![logo icon white.png]](https://help.hijiffy.com/hs-fs/hubfs/logo%20icon%20white.png?width=50&height=50&name=logo%20icon%20white.png)
Guest data requests: access and deletion
What to do when a guest asks to see or delete their data, step by step.
Your guests have rights over their personal data under the GDPR, including the right to:
- get a copy of their data (access)
- correct it (rectification)
- have it deleted (erasure, the "right to be forgotten")
- limit how it is used (restriction)
- receive it in a portable format (portability)
- object to certain processing
How a request works when you use HiJiffy
Because your property is the controller, a guest's formal request should come to you first. We then act on your confirmed instruction.
- The guest contacts your property, ideally at one published privacy address.
- You check and validate the request (identity and scope).
- You send the action to us at support@hijiffy.com.
- We carry it out and confirm within 48 hours.
Make it self-service in the assistant
Add a standing line to your central Knowledge Document so the assistant handles privacy questions the same way every time.

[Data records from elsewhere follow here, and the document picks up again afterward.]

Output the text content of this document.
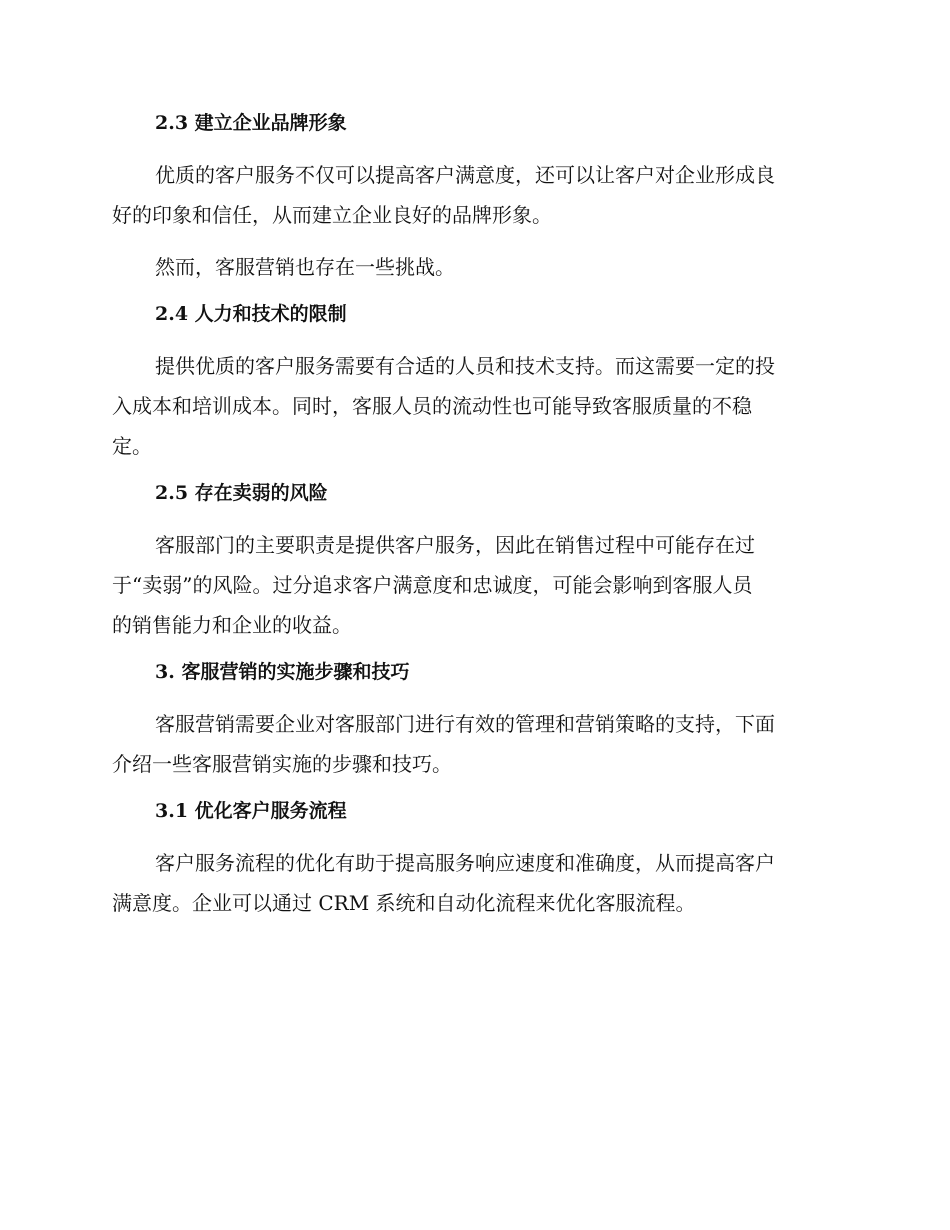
2.3 建立企业品牌形象
优质的客户服务不仅可以提高客户满意度，还可以让客户对企业形成良
好的印象和信任，从而建立企业良好的品牌形象。
然而，客服营销也存在一些挑战。
2.4 人力和技术的限制
提供优质的客户服务需要有合适的人员和技术支持。而这需要一定的投
入成本和培训成本。同时，客服人员的流动性也可能导致客服质量的不稳
定。
2.5 存在卖弱的风险
客服部门的主要职责是提供客户服务，因此在销售过程中可能存在过
于“卖弱”的风险。过分追求客户满意度和忠诚度，可能会影响到客服人员
的销售能力和企业的收益。
3. 客服营销的实施步骤和技巧
客服营销需要企业对客服部门进行有效的管理和营销策略的支持，下面
介绍一些客服营销实施的步骤和技巧。
3.1 优化客户服务流程
客户服务流程的优化有助于提高服务响应速度和准确度，从而提高客户
满意度。企业可以通过 CRM 系统和自动化流程来优化客服流程。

Example to adapt: "If a guest asks to review, access or delete their personal data, tell them to email privacy@yourproperty.com and let them know we will handle the request."
This routes requests straight to you, around the clock, without ever exposing guest data in the chat.
Template: replying to a guest's request
Example to adapt: "Thank you for your request about your personal data. We are responsible for handling it, and we have logged it today. We will respond within the time the GDPR requires. Our guest messaging is run on our behalf by HiJiffy, our technology provider, who will action any access or deletion on our instruction. If you have any questions, contact us at privacy@yourproperty.com."
Important: This is general guidance, not legal advice. As the controller, you are responsible for meeting the GDPR response deadline (usually one month) and for verifying who is asking.